Of course Premier Notley has a problem, but letting it fester, indeed helping it get worse, is scarcely the solution. In spite of 70 years of Alberta arrogance towards less well-off provinces, we all have a societal obligation to help. And we must do that as part of the same Canadian way Albertans were so grumpy about when they were rolling in petrodollars.
What we do not have is an obligation to suffer the fatal consequences of “business as usual”. Someone has to explain that to Ms. Notley and Mr. Horgan, who must then stand up to those who would put themselves first.
A Canadian problem
The solution lies in accepting the fact that this is a national problem affecting every single Canadian and that those who will be most directly affected need the assistance of the rest of us. Just what form that takes must be worked out but we have to make a start, which the Leap Manifesto does.
Beyond a reasonable doubt
What the hell do Mr. Horgan and Mr. Sigurdson need for evidence? Ninety-seven percent of the world’s scientists dealing with this problem confirm that we have a crisis which, unattended, will be fatal.
Of course there are doubting Thomases – articulate ones. If you’re one, here’s my answer.
As a lawyer, I can assure you that there isn’t a proposition ever propounded that I couldn’t make a case against.
Are you a “round earther” – I guarantee I can make a hell of a case for it being flat.
Believe in God? I can rally no end of scientists, including Richard Dawkins, to refute that.

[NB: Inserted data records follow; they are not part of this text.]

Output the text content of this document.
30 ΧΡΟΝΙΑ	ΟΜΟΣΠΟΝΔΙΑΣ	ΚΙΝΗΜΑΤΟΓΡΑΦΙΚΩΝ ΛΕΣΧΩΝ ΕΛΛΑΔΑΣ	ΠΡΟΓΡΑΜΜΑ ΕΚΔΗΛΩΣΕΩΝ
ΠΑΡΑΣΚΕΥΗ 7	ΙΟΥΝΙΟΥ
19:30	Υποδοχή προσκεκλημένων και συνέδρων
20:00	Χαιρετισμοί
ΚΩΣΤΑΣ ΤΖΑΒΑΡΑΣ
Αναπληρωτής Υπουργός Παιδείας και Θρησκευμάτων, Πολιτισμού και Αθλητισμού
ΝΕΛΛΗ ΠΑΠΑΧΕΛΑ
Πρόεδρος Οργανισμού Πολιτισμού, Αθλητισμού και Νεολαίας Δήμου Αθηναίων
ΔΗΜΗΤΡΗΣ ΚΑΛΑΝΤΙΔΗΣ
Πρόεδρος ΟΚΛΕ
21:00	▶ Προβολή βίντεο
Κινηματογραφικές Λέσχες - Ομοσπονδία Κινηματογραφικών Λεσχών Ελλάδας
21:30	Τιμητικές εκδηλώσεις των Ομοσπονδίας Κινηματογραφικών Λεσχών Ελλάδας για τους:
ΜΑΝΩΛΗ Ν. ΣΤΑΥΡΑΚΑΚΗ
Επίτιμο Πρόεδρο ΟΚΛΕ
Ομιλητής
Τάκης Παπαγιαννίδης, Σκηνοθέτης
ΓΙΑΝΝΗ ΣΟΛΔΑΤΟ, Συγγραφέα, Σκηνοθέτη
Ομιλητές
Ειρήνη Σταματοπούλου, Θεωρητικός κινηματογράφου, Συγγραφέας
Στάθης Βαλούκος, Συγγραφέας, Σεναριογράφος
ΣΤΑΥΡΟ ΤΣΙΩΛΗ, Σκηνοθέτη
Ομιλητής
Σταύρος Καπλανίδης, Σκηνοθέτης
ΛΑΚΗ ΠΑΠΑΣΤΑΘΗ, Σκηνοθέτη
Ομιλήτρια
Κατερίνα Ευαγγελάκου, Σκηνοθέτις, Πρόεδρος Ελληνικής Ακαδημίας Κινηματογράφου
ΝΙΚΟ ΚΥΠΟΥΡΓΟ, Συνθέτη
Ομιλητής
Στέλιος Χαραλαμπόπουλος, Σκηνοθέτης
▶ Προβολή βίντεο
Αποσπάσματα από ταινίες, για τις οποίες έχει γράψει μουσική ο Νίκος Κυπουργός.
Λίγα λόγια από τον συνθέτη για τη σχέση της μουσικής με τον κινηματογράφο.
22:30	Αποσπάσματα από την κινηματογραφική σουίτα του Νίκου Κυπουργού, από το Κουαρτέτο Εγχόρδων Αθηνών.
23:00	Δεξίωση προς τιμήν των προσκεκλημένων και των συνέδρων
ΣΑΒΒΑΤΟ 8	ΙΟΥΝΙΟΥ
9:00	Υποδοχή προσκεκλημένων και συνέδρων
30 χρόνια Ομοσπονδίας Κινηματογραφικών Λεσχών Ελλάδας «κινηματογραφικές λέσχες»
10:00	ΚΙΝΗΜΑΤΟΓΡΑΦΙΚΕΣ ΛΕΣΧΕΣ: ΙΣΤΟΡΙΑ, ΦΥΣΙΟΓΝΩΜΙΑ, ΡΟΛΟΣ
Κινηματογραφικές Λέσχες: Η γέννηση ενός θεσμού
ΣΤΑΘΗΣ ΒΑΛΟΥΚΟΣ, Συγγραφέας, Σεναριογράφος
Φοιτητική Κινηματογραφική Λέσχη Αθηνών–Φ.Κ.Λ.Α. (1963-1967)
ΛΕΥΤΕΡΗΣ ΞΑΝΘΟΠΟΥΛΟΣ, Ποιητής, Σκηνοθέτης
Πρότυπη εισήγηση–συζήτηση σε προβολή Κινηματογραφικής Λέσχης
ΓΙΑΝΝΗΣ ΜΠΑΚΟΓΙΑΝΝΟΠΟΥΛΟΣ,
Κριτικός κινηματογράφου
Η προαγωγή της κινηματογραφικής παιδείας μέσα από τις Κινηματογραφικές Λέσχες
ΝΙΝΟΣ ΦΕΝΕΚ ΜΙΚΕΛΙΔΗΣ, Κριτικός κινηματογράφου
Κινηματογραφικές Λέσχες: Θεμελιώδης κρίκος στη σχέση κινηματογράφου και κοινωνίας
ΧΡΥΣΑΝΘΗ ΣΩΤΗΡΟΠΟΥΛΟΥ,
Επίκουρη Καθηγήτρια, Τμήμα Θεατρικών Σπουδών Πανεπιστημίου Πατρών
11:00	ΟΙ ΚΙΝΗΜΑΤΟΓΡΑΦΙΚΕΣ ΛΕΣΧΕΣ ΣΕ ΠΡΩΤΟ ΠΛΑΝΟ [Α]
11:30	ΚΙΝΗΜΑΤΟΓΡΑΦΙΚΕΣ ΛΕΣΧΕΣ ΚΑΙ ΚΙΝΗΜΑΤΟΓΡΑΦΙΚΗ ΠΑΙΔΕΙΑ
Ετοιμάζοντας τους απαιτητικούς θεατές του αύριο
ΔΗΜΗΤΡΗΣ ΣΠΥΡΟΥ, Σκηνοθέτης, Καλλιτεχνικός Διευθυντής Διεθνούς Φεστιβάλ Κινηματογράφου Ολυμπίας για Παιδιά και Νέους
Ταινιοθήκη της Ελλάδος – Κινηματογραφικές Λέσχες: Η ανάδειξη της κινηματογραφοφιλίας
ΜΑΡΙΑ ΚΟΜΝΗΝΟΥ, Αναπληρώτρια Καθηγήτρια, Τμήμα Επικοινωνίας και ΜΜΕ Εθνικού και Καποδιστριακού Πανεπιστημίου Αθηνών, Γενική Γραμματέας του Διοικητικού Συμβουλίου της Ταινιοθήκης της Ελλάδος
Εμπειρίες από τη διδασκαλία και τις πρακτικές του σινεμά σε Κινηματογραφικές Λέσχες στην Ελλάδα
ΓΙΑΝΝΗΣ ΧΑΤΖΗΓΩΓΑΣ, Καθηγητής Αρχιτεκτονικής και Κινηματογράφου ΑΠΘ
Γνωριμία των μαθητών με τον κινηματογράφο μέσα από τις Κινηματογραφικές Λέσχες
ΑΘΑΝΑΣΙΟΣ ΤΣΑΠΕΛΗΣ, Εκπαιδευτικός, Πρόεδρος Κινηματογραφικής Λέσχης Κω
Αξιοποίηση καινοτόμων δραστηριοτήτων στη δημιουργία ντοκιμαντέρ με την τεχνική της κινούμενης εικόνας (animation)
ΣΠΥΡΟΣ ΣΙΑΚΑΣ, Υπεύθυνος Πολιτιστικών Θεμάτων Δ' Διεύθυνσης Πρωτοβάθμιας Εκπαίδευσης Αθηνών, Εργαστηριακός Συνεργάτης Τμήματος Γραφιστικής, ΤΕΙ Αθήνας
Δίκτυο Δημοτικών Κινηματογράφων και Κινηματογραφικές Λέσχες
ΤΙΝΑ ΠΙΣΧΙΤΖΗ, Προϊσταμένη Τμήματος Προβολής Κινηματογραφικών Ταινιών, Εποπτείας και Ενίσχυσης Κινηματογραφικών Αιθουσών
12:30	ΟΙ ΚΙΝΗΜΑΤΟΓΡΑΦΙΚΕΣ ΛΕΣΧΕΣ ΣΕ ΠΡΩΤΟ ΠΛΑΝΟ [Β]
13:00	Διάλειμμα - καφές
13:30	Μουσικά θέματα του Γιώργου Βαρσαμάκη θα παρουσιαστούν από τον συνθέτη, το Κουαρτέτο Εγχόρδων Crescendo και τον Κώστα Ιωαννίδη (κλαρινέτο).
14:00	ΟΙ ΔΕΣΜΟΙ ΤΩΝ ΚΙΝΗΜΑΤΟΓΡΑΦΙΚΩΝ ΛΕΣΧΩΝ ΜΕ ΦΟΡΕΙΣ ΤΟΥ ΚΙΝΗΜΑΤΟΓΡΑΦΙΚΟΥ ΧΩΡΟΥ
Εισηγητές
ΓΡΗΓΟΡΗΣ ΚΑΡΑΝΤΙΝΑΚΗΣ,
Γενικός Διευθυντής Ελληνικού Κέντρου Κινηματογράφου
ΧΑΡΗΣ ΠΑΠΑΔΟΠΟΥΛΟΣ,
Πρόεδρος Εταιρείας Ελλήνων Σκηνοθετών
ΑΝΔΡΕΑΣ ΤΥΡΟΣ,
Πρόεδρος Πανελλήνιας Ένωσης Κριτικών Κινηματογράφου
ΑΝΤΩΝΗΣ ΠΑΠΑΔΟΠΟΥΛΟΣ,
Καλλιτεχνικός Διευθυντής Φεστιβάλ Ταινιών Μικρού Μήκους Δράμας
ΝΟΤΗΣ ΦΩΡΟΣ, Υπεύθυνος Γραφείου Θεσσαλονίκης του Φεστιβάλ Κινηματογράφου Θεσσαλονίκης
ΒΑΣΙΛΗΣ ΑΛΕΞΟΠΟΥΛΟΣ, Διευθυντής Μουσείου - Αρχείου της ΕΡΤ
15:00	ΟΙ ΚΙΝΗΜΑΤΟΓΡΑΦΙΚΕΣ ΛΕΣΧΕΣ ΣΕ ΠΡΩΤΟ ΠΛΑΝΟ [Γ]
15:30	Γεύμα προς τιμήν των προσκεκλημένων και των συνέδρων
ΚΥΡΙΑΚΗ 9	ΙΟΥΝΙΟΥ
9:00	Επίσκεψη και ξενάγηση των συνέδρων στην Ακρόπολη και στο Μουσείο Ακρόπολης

In support of God are many of the world’s greatest thinkers, including Albert Einstein.
Mr. Sigurdson (I take it you have precedence in the NDP), Mr. Horgan, the scientists have done more than meet the civil onus of “on a balance of probabilities” but have satisfied the criminal test of “beyond a reasonable doubt”.
Beyond “a shadow of a doubt”? Perhaps not, but it’s impossible to think of any proposition that meets that test.
But Mr. Sigurdson, Horgan, if you’re wrong, if your “scientists” are wrong, everything is lost. And if the 97% are somehow wrong, we have still made the world a hell of a lot better, safer, cleaner and nicer place to live.
One might reduce the argument, then, to this: “Better safe than sorry”!
Gentlemen, we are all in this together, including you!